Fresh air, some fresh air would do me good, he thought, and checked his watch to show the clock telling him that it was past midnight. A new day, technically, he thought, and the outdoors could only do good. He put on his coat and walked outside the building into the long, deserted street, seeing imaginary faces and hoping to mingle amongst them, become a part of the crowd and lose everything that was bothering him.
And here he was, strong and powerful today, walking down the streets of the city, yet feeling hollow inside, in the weakest hour of his existence. He had always known that power and money came along with their own set of troubles, but he did not know that they would drive him to the point where even he’d hate to be alone with himself. He lit another cigarette and seeing that this was only getting worse, decided to head back. He had walked a lot tonight, and maybe his body would give in and finally allow him to sleep.
As he neared the end of the dark alley, he felt a sudden push. Before he knew it, he was down on the ground and a pair of anxious hands was holding a gun to his face. I need all your cash now, screamed the guy, bringing the gun closer. He could sense that the assailant was not in his senses, maybe a drunk or a junkie, trying to scrounge enough for his next trip. Having been in the business for enough time now, he knew an addict when he saw one, and he had a feeling that his attacker was knee deep into the habit.
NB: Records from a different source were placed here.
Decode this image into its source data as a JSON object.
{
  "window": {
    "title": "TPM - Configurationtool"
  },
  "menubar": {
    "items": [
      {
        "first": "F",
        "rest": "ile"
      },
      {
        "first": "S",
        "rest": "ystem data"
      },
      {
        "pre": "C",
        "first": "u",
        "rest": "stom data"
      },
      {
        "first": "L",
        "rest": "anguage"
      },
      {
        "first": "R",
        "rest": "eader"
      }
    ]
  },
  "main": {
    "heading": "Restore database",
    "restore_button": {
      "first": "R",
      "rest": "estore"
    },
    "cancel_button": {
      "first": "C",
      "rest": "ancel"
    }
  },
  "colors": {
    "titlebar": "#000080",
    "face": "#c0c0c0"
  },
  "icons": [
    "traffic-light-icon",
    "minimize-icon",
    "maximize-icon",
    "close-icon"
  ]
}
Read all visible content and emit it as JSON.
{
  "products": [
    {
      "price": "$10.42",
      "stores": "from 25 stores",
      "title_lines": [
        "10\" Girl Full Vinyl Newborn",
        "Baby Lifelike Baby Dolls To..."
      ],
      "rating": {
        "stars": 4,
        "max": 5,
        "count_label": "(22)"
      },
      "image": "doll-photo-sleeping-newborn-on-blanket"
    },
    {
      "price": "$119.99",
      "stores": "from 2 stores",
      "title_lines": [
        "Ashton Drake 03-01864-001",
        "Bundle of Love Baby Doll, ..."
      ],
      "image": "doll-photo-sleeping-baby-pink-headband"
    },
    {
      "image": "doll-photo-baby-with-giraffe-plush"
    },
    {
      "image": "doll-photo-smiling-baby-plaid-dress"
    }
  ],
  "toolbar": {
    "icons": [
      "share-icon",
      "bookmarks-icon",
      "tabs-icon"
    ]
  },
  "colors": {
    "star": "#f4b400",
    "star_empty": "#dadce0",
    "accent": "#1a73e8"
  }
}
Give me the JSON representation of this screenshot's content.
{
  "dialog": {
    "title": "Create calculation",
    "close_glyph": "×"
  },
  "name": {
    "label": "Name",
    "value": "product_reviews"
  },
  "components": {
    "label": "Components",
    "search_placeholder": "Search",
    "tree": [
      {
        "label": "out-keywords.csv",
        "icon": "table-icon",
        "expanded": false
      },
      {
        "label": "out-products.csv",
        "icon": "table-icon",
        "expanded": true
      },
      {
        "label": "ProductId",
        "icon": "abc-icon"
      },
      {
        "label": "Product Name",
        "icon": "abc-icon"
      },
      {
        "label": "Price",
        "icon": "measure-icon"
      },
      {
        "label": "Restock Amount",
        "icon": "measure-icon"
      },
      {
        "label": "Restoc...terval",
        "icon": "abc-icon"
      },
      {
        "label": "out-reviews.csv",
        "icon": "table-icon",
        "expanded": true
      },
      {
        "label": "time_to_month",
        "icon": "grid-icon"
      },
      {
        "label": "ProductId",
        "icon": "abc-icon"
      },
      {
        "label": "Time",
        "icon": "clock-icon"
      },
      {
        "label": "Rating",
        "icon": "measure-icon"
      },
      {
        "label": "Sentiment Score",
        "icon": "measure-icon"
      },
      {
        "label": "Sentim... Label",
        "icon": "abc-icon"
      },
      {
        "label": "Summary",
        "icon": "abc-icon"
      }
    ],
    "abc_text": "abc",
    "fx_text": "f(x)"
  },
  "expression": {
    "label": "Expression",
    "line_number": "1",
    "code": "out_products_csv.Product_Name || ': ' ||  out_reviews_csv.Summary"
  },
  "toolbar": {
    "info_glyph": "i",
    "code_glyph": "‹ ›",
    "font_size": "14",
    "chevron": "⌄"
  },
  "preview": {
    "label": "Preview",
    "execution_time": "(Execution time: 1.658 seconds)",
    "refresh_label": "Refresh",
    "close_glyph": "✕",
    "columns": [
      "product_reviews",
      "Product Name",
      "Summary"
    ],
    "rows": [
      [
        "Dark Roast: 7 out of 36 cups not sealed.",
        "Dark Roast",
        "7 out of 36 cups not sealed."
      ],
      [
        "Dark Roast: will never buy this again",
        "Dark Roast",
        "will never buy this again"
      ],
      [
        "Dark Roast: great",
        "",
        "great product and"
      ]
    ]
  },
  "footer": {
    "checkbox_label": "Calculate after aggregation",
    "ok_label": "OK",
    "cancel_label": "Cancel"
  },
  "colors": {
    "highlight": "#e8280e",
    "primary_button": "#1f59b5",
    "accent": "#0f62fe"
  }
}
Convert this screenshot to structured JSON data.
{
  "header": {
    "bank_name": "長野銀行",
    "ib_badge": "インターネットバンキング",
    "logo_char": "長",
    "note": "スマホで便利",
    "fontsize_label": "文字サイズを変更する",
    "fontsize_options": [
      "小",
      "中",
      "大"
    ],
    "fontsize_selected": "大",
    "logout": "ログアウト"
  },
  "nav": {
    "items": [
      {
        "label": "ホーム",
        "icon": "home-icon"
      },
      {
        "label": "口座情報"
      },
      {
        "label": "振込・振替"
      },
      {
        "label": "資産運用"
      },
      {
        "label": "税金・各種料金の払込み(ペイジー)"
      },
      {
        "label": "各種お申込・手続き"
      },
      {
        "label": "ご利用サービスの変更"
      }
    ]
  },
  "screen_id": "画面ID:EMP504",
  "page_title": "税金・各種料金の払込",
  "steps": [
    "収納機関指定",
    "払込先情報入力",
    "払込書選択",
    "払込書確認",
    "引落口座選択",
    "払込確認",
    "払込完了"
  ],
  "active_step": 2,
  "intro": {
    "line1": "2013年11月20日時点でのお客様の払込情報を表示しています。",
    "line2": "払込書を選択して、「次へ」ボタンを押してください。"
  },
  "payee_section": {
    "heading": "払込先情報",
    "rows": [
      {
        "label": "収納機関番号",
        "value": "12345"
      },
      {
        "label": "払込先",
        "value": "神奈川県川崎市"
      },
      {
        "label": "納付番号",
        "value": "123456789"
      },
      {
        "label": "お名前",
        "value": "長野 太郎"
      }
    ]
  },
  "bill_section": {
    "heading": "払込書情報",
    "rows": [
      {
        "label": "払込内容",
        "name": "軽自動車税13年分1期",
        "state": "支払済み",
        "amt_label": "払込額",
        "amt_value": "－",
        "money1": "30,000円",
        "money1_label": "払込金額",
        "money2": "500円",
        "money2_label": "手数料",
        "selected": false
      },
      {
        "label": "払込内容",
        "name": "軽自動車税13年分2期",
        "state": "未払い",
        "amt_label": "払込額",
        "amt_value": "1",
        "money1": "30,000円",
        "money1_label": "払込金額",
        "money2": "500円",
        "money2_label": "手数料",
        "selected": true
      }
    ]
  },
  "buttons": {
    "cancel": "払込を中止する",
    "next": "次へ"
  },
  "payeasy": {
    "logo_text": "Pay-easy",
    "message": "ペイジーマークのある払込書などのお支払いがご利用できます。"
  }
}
The street light flickered above the assailant as he threatened to blow his head off. He had enough on his mind today. He decided to give in and tried to get up so that he could reach for his wallet and empty its contents. However, in a rush of blood to the head, the paranoid junkie felt that he was trying to make a move, and in a moment of fear combined with excitement, pulled the trigger. The noise from the gun reverberated through the neighborhood in the pitch black silence of the night as the attacker dropped the gun and ran away.
In the flickering of the street lamp, he could see the gun that had brought him to his end. It bore the mark that all his guns did. He could have laughed at the sheer irony of it. He had often wondered what people think about during their last moments- family, friends, love or karma. In his last moment, all he could think about was how he had finally found redemption. And he died with a smile on his face.